Whyman followed Boy Kills Man with The Wild (2005). Set in Kazakhstan and Russia, its subject-matter is equally dramatic and again demonstrates Whyman's talent for addressing some of modern life's most brutal realities, while simultaneously creating believable and multi-faceted characters and a lucid narrative. Poignant and heart-wrenching without being sentimental or sensationalist, Alexi's story, like that of Shorty in Boy Kills Man, brings to life the real human suffering behind social and political situations: Alexi and his younger brother Misha live near an area of desert in which nuclear weapons are tested, and the children survive by scavenging for nuclear debris and selling it on the black market. However, the exposure to radiation causes Misha to develop a brain tumour, and Alexi must take his brother to Moscow for his only chance of receiving adequate medical treatment. As in the earlier novels, Whyman explores the need to belong: Alexi's tragedy is not just the terrible pain and helplessness of his younger brother's life-threatening condition, but also being wrenched from his familiar environment which, though brutal and unstable, was where he belonged. In the same way that Shorty experiences a sense of protection from his gangland boss, Whyman depicts young boys in need of security and group-identity - and if there is no stable source available, they will take whatever perverse forms they can find. Many of Whyman's foreign settings and dramatic circumstances are, therefore, a more extreme example of the average teenager's experiences, exploring how much one will compromise one's own values and sense of self in order to achieve that feeling of protection and belonging.

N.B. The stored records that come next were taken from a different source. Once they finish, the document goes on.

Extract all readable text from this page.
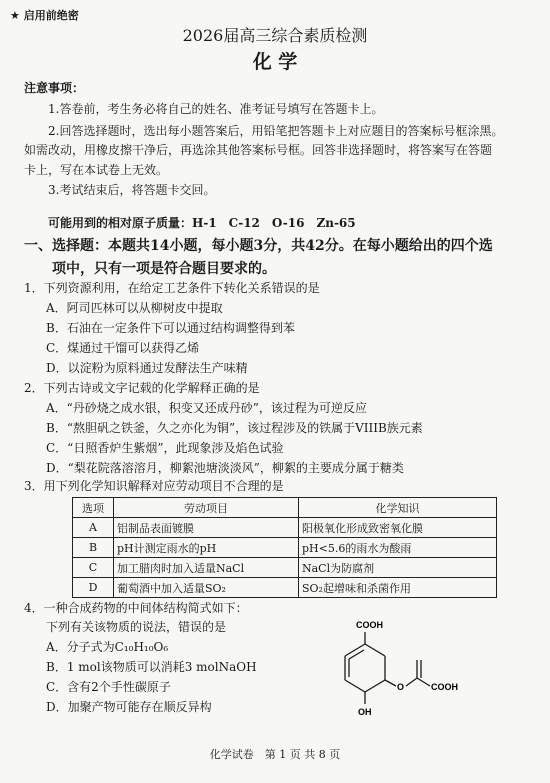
★ 启用前绝密
2026届高三综合素质检测
化 学
注意事项：
1.答卷前，考生务必将自己的姓名、准考证号填写在答题卡上。
2.回答选择题时，选出每小题答案后，用铅笔把答题卡上对应题目的答案标号框涂黑。
如需改动，用橡皮擦干净后，再选涂其他答案标号框。回答非选择题时，将答案写在答题
卡上，写在本试卷上无效。
3.考试结束后，将答题卡交回。
可能用到的相对原子质量：H-1　C-12　O-16　Zn-65
一、选择题：本题共14小题，每小题3分，共42分。在每小题给出的四个选
项中，只有一项是符合题目要求的。
1．下列资源利用，在给定工艺条件下转化关系错误的是
A．阿司匹林可以从柳树皮中提取
B．石油在一定条件下可以通过结构调整得到苯
C．煤通过干馏可以获得乙烯
D．以淀粉为原料通过发酵法生产味精
2．下列古诗或文字记载的化学解释正确的是
A．“丹砂烧之成水银，积变又还成丹砂”，该过程为可逆反应
B．“熬胆矾之铁釜，久之亦化为铜”，该过程涉及的铁属于VIIIB族元素
C．“日照香炉生紫烟”，此现象涉及焰色试验
D．“梨花院落溶溶月，柳絮池塘淡淡风”，柳絮的主要成分属于糖类
3．用下列化学知识解释对应劳动项目不合理的是
选项	劳动项目	化学知识
A	铝制品表面镀膜	阳极氧化形成致密氧化膜
B	pH计测定雨水的pH	pH<5.6的雨水为酸雨
C	加工腊肉时加入适量NaCl	NaCl为防腐剂
D	葡萄酒中加入适量SO₂	SO₂起增味和杀菌作用
4．一种合成药物的中间体结构简式如下：
下列有关该物质的说法，错误的是
A．分子式为C₁₀H₁₀O₆
B．1 mol该物质可以消耗3 molNaOH
C．含有2个手性碳原子
D．加聚产物可能存在顺反异构
COOH
COOH
OH
O
化学试卷　第 1 页 共 8 页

Whyman's subsequent novels continue to use highly original settings and extreme circumstances, such as Inside the Cage (2007). Like Whyman's two novels for adults, it explores the far-reaching impact of modern technology: 17-year-old Carl Hobbes is a British computer hacker who infiltrates Fort Knox's security system and is taken to a Guantanamo-style camp in the Arctic wilderness, in which the inmates stage an uprising. This technological thriller novel is fast-paced and carefully plotted, with a skilful build-up of dramatic tension and various ingenious plot twists. Carl Hobbes' adventures continue in the sequel, Goldstrike (2009). Again, it is an action-packed thriller in which Carl battles with the powers-that-be, and Whyman's flair for clever plotting creates a gripping read.
Whyman has written a novel for slightly younger readers, So Below (2005). It is a delightful urban fantasy, with echoes of Dickens, in which Yoshi discovers a hidden world of tunnels, vaults and waterways underneath the city of London. He enters the underworld purely by chance and finds that it is home to a group of street children, modern-day 'Fagin's boys', who survive by using their wits and skills of deception and illusion. After disappointing sales figures, So Below was re-printed in 2008 with a new title, Street Runners. It will eventually form part of a trilogy.